Tout est dit en quelques mots, qui appelleraient bien sûr de longues analyses. Je retiens pour ma part deux enseignements de l'événement:

1- Un homme politique était chargé, en ce mois de novembre 2005, de garantir l'ordre public en France: le ministre de l'intérieur. Il a totalement échoué, laissant s'installer pendant trois semaines un climat d'insurrection dans de nombreux quartiers populaires. Il a même été, de par ses propos inconsidérés, un facteur aggravant sinon déclenchant des émeutes. Normalement, cet homme aurait dû être politiquement discrédité, électoralement disqualifié à tout jamais, d'autant que l'opinion est soucieuse d'ordre et de sécurité.
Eh bien non, cet homme est devenu président de la République, au nom même de ce qu'il a pourtant échoué à instaurer, l'ordre et la sécurité. J'attends l'apparition du grand philosophe, du grand sociologue ou du grand psychologue qui nous aidera à comprendre ce stupéfiant mystère. Oserai-je soupçonner l'opinion publique de vouloir la guerre avec une partie de la population française, celle des "cités", de réactiver une lutte des classes d'un genre nouveau et de se reconnaître en celui qui a déclenché le conflit?

2- Seconde stupéfaction, celle d'entendre une certaine gauche, généralement radicale, ressusciter les mots anciens que rien ne peut faire revivre: révolte sociale, pauvres contre riches, lutte de classes cette fois-ci à l'ancienne mode. Val a tordu le cou à ces clichés inopérants. Quand les pauvres se révoltent, parce qu'ils ont faim, parce qu'ils veulent être libres, ils attaquent les puissants, ils ne brûlent pas la voiture de leurs voisins ou l'école de leurs enfants.

Août 2003, novembre 2005, voilà les deux événements, symptômes d'une crise de civilisation, que les socialistes devront avoir en mémoire et en pensée quand ils récriront leur projet.

Bon après-midi.

6 Comments:

  • Huit chroniques sans un seul commentaire. Que se passe t' il?
    Jpb et md sont en vacances ou quoi.
    Bon tout lasse tu sais c'est pas grave.

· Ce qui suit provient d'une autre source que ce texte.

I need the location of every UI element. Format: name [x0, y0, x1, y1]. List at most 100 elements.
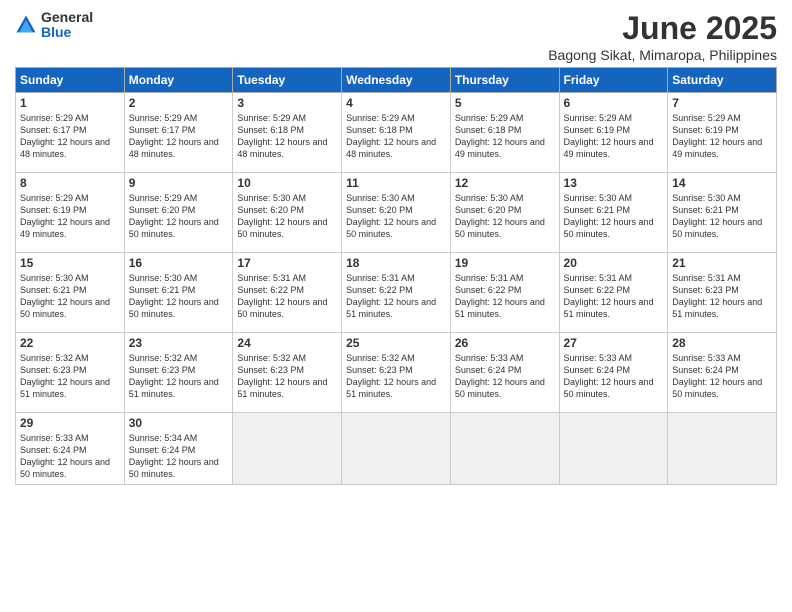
location-subtitle: Bagong Sikat, Mimaropa, Philippines — [548, 47, 777, 63]
col-friday: Friday — [559, 68, 668, 93]
table-row: 30 Sunrise: 5:34 AMSunset: 6:24 PMDayligh… — [124, 413, 233, 485]
col-monday: Monday — [124, 68, 233, 93]
day-info: Sunrise: 5:34 AMSunset: 6:24 PMDaylight:… — [129, 432, 229, 481]
calendar-header-row: Sunday Monday Tuesday Wednesday Thursday… — [16, 68, 777, 93]
day-number: 18 — [346, 256, 446, 270]
table-row — [233, 413, 342, 485]
day-number: 17 — [237, 256, 337, 270]
day-info: Sunrise: 5:30 AMSunset: 6:21 PMDaylight:… — [129, 272, 229, 321]
logo-icon — [15, 14, 37, 36]
day-info: Sunrise: 5:32 AMSunset: 6:23 PMDaylight:… — [237, 352, 337, 401]
col-sunday: Sunday — [16, 68, 125, 93]
table-row: 3 Sunrise: 5:29 AMSunset: 6:18 PMDaylight… — [233, 93, 342, 173]
table-row: 16 Sunrise: 5:30 AMSunset: 6:21 PMDayligh… — [124, 253, 233, 333]
day-info: Sunrise: 5:33 AMSunset: 6:24 PMDaylight:… — [564, 352, 664, 401]
day-number: 1 — [20, 96, 120, 110]
day-number: 9 — [129, 176, 229, 190]
col-thursday: Thursday — [450, 68, 559, 93]
day-number: 22 — [20, 336, 120, 350]
table-row — [559, 413, 668, 485]
table-row: 25 Sunrise: 5:32 AMSunset: 6:23 PMDayligh… — [342, 333, 451, 413]
day-info: Sunrise: 5:32 AMSunset: 6:23 PMDaylight:… — [129, 352, 229, 401]
calendar-week-row: 29 Sunrise: 5:33 AMSunset: 6:24 PMDayligh… — [16, 413, 777, 485]
day-info: Sunrise: 5:29 AMSunset: 6:18 PMDaylight:… — [455, 112, 555, 161]
day-info: Sunrise: 5:31 AMSunset: 6:22 PMDaylight:… — [237, 272, 337, 321]
day-number: 28 — [672, 336, 772, 350]
day-info: Sunrise: 5:29 AMSunset: 6:19 PMDaylight:… — [672, 112, 772, 161]
day-number: 24 — [237, 336, 337, 350]
day-info: Sunrise: 5:33 AMSunset: 6:24 PMDaylight:… — [20, 432, 120, 481]
day-number: 25 — [346, 336, 446, 350]
day-info: Sunrise: 5:29 AMSunset: 6:18 PMDaylight:… — [237, 112, 337, 161]
day-number: 12 — [455, 176, 555, 190]
day-info: Sunrise: 5:31 AMSunset: 6:22 PMDaylight:… — [564, 272, 664, 321]
day-info: Sunrise: 5:32 AMSunset: 6:23 PMDaylight:… — [346, 352, 446, 401]
title-block: June 2025 Bagong Sikat, Mimaropa, Philip… — [548, 10, 777, 63]
day-number: 10 — [237, 176, 337, 190]
day-number: 21 — [672, 256, 772, 270]
calendar-table: Sunday Monday Tuesday Wednesday Thursday… — [15, 67, 777, 485]
logo: General Blue — [15, 10, 93, 41]
table-row: 21 Sunrise: 5:31 AMSunset: 6:23 PMDayligh… — [668, 253, 777, 333]
day-number: 4 — [346, 96, 446, 110]
day-number: 15 — [20, 256, 120, 270]
calendar-week-row: 8 Sunrise: 5:29 AMSunset: 6:19 PMDaylight… — [16, 173, 777, 253]
table-row: 5 Sunrise: 5:29 AMSunset: 6:18 PMDaylight… — [450, 93, 559, 173]
col-wednesday: Wednesday — [342, 68, 451, 93]
day-info: Sunrise: 5:30 AMSunset: 6:20 PMDaylight:… — [346, 192, 446, 241]
day-info: Sunrise: 5:29 AMSunset: 6:17 PMDaylight:… — [129, 112, 229, 161]
table-row: 13 Sunrise: 5:30 AMSunset: 6:21 PMDayligh… — [559, 173, 668, 253]
day-number: 2 — [129, 96, 229, 110]
col-tuesday: Tuesday — [233, 68, 342, 93]
day-number: 26 — [455, 336, 555, 350]
table-row: 29 Sunrise: 5:33 AMSunset: 6:24 PMDayligh… — [16, 413, 125, 485]
table-row: 2 Sunrise: 5:29 AMSunset: 6:17 PMDaylight… — [124, 93, 233, 173]
table-row: 6Sunrise: 5:29 AMSunset: 6:19 PMDaylight… — [559, 93, 668, 173]
day-info: Sunrise: 5:29 AMSunset: 6:20 PMDaylight:… — [129, 192, 229, 241]
logo-general-text: General — [41, 10, 93, 25]
logo-blue-text: Blue — [41, 25, 93, 40]
table-row: 1 Sunrise: 5:29 AMSunset: 6:17 PMDaylight… — [16, 93, 125, 173]
day-info: Sunrise: 5:30 AMSunset: 6:20 PMDaylight:… — [237, 192, 337, 241]
day-info: Sunrise: 5:31 AMSunset: 6:23 PMDaylight:… — [672, 272, 772, 321]
day-number: 20 — [564, 256, 664, 270]
day-number: 14 — [672, 176, 772, 190]
table-row: 15 Sunrise: 5:30 AMSunset: 6:21 PMDayligh… — [16, 253, 125, 333]
table-row: 9 Sunrise: 5:29 AMSunset: 6:20 PMDaylight… — [124, 173, 233, 253]
table-row: 4 Sunrise: 5:29 AMSunset: 6:18 PMDaylight… — [342, 93, 451, 173]
day-number: 13 — [564, 176, 664, 190]
table-row — [668, 413, 777, 485]
day-number: 5 — [455, 96, 555, 110]
table-row: 23Sunrise: 5:32 AMSunset: 6:23 PMDayligh… — [124, 333, 233, 413]
day-number: 3 — [237, 96, 337, 110]
table-row: 14Sunrise: 5:30 AMSunset: 6:21 PMDayligh… — [668, 173, 777, 253]
table-row — [450, 413, 559, 485]
table-row: 28Sunrise: 5:33 AMSunset: 6:24 PMDayligh… — [668, 333, 777, 413]
table-row: 10 Sunrise: 5:30 AMSunset: 6:20 PMDayligh… — [233, 173, 342, 253]
table-row: 24 Sunrise: 5:32 AMSunset: 6:23 PMDayligh… — [233, 333, 342, 413]
day-number: 11 — [346, 176, 446, 190]
table-row — [342, 413, 451, 485]
table-row: 7Sunrise: 5:29 AMSunset: 6:19 PMDaylight… — [668, 93, 777, 173]
table-row: 12 Sunrise: 5:30 AMSunset: 6:20 PMDayligh… — [450, 173, 559, 253]
table-row: 22Sunrise: 5:32 AMSunset: 6:23 PMDayligh… — [16, 333, 125, 413]
calendar-week-row: 15 Sunrise: 5:30 AMSunset: 6:21 PMDayligh… — [16, 253, 777, 333]
day-info: Sunrise: 5:29 AMSunset: 6:17 PMDaylight:… — [20, 112, 120, 161]
table-row: 26Sunrise: 5:33 AMSunset: 6:24 PMDayligh… — [450, 333, 559, 413]
day-number: 8 — [20, 176, 120, 190]
month-year-title: June 2025 — [548, 10, 777, 47]
day-info: Sunrise: 5:30 AMSunset: 6:21 PMDaylight:… — [20, 272, 120, 321]
day-number: 30 — [129, 416, 229, 430]
table-row: 19Sunrise: 5:31 AMSunset: 6:22 PMDayligh… — [450, 253, 559, 333]
day-number: 19 — [455, 256, 555, 270]
day-info: Sunrise: 5:29 AMSunset: 6:19 PMDaylight:… — [20, 192, 120, 241]
day-info: Sunrise: 5:29 AMSunset: 6:18 PMDaylight:… — [346, 112, 446, 161]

    By Anonymous Anonyme, at 4:29 PM  

  • Hé non je ne suis pas en vacances mais Emmanuel est si prolixe qu'il est difficile de le suivre!
    Concernant ce message il me vient l'idée que la société française a tout simplement oublié le mot solidarité! Elle est devenue égoiste! S'occuper de ses anciens est le signe d'une civilisation en bonne santé! Accueillir son voisin est utile à la survie de la nation. Et ce n'est pas en donnant de l'argent pour le Sida, le tsunami.....qu'on est solidaire. tout au plus on s'achète une bonne conscience. La TV, le téléphone mobile,les jeux vidéo,... et toutes ces techniques ont tué les relations humaines et les relations intergénérationnelles, même si par ailleurs elles ont éveillé au monde extérieur. Toute la vie se déroule comme un jeu vidéo. Spectateur mais pas acteur! C'est facile de zapper! On zappe dans ses relations amoureuses, on zappe sur les programmes TV, on zappe sur ses relations amicales.... Dès qu'un petit événement arrive, plutôt que réfléchir, on zappe et on passe à autre chose! Je suis maintenant très pessimiste et je ne crois pas qu'on retrouvera les fondations de l'amitié, de la solidarité et de la fraternité. J'ai pu le constater à mes dépens lors d'une situation professionnelle difficile, de mon divorce, de l'éloignement de mes ainés.... J'étais actif autant que peut l'être Emmanuel (UFOLEP, FOL, UNSS, PS, sport...) et m'étais investi énormément dans le social et les associations. Une rumeur et plus rien. Tout le monde y compris notre Emmanuel national ont zappé. Seuls quelques vrais amis (on peut les compter sur une demi main) sont restés! Seule une guerre ou une situation très grave redonnera peut-être un élan de générosité et d'esprit collectif.
    MD

    By Blogger md, at 7:30 PM  

  • j'ai même vu des socialistes tendance ségo, zapper sur le smic à 1500 €

    By Anonymous Anonyme, at 11:14 PM  

  • Moi aussi, je me suis fait la remarque sur cette absence de commentaires. Je sais aussi que l'homme contemporain est versatile et infidèle, l'internet offrant tellement d'autres occasions de s'exprimer.
    Ceci dit, comme je l'explique dans mon dernier billet, je compte faire des réflexions de ce blog, tournant autour de la redéfinition du socialisme, un petit ouvrage qui donnera éventuellement lieu à publication, si un éditeur est intéressé. Et je crois qu'il serait original d'y joindre les remarques, y compris les plus critiques, que les participants ont l'amitié de m'adresser. Alors, je compte sur ces interventions, même et surtout estivales. Sur la plage, dans un chalet de montagne ou une île déserte, rien ne vous empêche, avec un ordinateur portable, de réfléchir au destin et à la modernisation de la social-démocratie!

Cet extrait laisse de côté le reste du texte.